Dans une piscine (associative, municipale, privée, semi-publique?) souterraine, en tout cas, dans une piscine, donc, nagent des gens. Ils se connaissent sans se parler, ce sont des habitués depuis longtemps. Ils respectent les règles du lieu et les petites manies de chacun. Parmi eux, il y a Alice. Elle oublie des choses, Alice : son manteau, comment on entre ou quel habit on doit mettre. Parfois même, elle oublie de venir nager. Mais quand elle est dans l'eau, tout glisse. Les souvenirs reviennent, elle se souvient. La vie à la piscine, réglée comme du papier à musique, ça la cadre. Et l'eau chlorée, c'est chez elle.
Et puis, un jour, une fissure apparaît dans le fond de la piscine. Peut-être est-ce la fissure dans la mémoire d'Alice ? En tout cas, la piscine ferme. Et Alice s'enfonce un peu plus dans la maladie, au point de rejoindre la résidence Belvista (je crois), une résidence spécialisée pour les personnes atteintes de troubles de la mémoire.
Le livre semble raconté par les lieux : la piscine d'abord, où tout est narré du point de vue d'un nageur sans que l'on sache qui. ll y a du "on" à la pelle et, personnellement, je crois bien avoir entendu une phrase clapoter. J'en suis sûr maintenant, c'est la piscine qui parle. La résidence ensuite, qui déroule ses règles et les habitudes de ses occupants, passagers forcément.

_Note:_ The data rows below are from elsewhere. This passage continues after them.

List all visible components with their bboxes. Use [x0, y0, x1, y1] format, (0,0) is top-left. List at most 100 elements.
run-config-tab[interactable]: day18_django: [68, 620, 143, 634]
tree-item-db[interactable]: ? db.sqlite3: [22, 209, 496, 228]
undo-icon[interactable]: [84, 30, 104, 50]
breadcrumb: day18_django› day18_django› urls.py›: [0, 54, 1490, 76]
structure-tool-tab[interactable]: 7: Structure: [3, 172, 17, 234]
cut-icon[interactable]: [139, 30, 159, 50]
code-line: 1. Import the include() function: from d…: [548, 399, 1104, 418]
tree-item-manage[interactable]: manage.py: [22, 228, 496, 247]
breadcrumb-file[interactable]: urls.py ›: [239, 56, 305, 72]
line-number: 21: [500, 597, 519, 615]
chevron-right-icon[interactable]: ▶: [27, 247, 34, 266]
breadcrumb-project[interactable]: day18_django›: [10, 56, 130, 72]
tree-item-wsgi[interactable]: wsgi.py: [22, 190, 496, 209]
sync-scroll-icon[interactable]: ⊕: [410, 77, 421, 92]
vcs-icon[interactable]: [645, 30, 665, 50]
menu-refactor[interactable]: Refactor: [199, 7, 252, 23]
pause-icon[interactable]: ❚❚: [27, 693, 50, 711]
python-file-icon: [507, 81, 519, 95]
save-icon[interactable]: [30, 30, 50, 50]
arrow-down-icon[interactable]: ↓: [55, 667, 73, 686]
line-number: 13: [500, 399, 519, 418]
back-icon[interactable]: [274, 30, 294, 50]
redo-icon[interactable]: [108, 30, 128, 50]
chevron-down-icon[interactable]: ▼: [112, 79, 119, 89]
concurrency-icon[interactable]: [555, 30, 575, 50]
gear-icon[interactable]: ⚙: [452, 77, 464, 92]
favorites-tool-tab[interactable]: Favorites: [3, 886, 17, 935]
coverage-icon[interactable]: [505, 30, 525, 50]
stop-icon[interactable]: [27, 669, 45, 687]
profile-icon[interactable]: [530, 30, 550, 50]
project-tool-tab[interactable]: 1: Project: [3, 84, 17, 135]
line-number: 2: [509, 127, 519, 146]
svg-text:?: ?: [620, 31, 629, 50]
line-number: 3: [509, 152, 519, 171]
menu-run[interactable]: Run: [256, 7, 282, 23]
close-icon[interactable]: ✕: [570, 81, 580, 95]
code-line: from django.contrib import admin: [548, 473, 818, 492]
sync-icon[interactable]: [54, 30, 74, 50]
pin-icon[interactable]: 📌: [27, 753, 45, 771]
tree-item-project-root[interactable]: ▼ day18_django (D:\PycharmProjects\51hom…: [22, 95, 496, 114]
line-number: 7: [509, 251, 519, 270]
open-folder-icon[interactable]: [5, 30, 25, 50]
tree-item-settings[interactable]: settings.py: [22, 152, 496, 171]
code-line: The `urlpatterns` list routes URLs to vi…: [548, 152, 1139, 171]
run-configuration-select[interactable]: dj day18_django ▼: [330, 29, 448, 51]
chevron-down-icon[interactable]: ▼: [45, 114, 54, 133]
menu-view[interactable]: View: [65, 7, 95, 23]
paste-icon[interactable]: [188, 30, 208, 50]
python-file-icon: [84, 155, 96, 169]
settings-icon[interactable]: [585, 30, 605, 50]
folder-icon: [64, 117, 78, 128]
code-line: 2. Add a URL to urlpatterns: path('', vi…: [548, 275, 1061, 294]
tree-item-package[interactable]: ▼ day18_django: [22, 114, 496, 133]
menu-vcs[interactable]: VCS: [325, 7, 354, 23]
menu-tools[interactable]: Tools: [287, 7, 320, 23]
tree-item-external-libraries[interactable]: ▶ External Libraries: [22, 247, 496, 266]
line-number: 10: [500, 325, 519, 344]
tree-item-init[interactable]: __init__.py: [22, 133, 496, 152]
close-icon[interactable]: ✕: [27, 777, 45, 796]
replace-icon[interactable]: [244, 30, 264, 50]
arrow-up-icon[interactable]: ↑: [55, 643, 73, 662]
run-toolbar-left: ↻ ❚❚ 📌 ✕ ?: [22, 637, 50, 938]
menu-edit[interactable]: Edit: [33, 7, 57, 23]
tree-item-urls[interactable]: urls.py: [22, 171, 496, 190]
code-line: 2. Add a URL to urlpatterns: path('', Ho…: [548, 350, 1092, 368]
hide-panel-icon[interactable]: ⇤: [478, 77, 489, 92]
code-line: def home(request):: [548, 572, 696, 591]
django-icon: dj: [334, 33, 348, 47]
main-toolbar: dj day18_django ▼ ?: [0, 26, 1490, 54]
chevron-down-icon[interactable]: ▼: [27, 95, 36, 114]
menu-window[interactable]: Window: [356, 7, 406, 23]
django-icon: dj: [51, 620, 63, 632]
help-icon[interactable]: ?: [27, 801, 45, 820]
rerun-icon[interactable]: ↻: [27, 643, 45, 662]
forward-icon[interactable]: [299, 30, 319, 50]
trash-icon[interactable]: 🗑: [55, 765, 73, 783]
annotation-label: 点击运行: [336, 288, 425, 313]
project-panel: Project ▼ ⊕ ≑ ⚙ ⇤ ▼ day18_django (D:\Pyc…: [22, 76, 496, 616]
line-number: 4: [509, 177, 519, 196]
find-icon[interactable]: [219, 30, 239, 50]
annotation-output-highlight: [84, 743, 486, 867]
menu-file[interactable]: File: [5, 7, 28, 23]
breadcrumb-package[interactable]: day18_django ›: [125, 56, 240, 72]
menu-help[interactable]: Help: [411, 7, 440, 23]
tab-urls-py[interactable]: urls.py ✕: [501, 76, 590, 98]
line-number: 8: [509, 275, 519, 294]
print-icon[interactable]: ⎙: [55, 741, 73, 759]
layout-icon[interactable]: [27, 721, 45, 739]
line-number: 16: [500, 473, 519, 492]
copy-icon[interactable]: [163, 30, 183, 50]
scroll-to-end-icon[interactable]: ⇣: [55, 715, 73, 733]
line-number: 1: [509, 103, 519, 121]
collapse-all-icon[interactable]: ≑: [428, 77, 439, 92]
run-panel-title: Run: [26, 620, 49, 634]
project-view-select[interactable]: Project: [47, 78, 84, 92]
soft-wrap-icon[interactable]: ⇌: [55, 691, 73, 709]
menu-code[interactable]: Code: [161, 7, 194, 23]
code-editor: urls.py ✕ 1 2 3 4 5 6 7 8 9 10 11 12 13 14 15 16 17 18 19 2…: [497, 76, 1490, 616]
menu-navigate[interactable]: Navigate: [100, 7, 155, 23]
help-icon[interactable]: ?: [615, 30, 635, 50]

Difficile de faire un roman sur les troubles de la mémoire sans tomber dans le pathos, voire même le pathétique. Je crois que Julie Otsuka tient pourtant là un pari réussit : on a envie de serrer Alice dans nos bras, d'avoir un mot gentil pour son mari prévenant et sa fille qui se sent tellement coupable (l'autrice, en fait). On a envie de sauver la piscine de sa fermeture et de faire quelque chose pour la résidence. Quoi ? On ne sait pas. Il n'y a rien à faire, finalement. Ou peut-être tant à faire ?
Le roman est fini, mais l'odeur de chlore et de chou cuit perdure, comme dans un souvenir qui s'effiloche. Merci pour ce drôle de roman au cœur bouilli mais palpitant.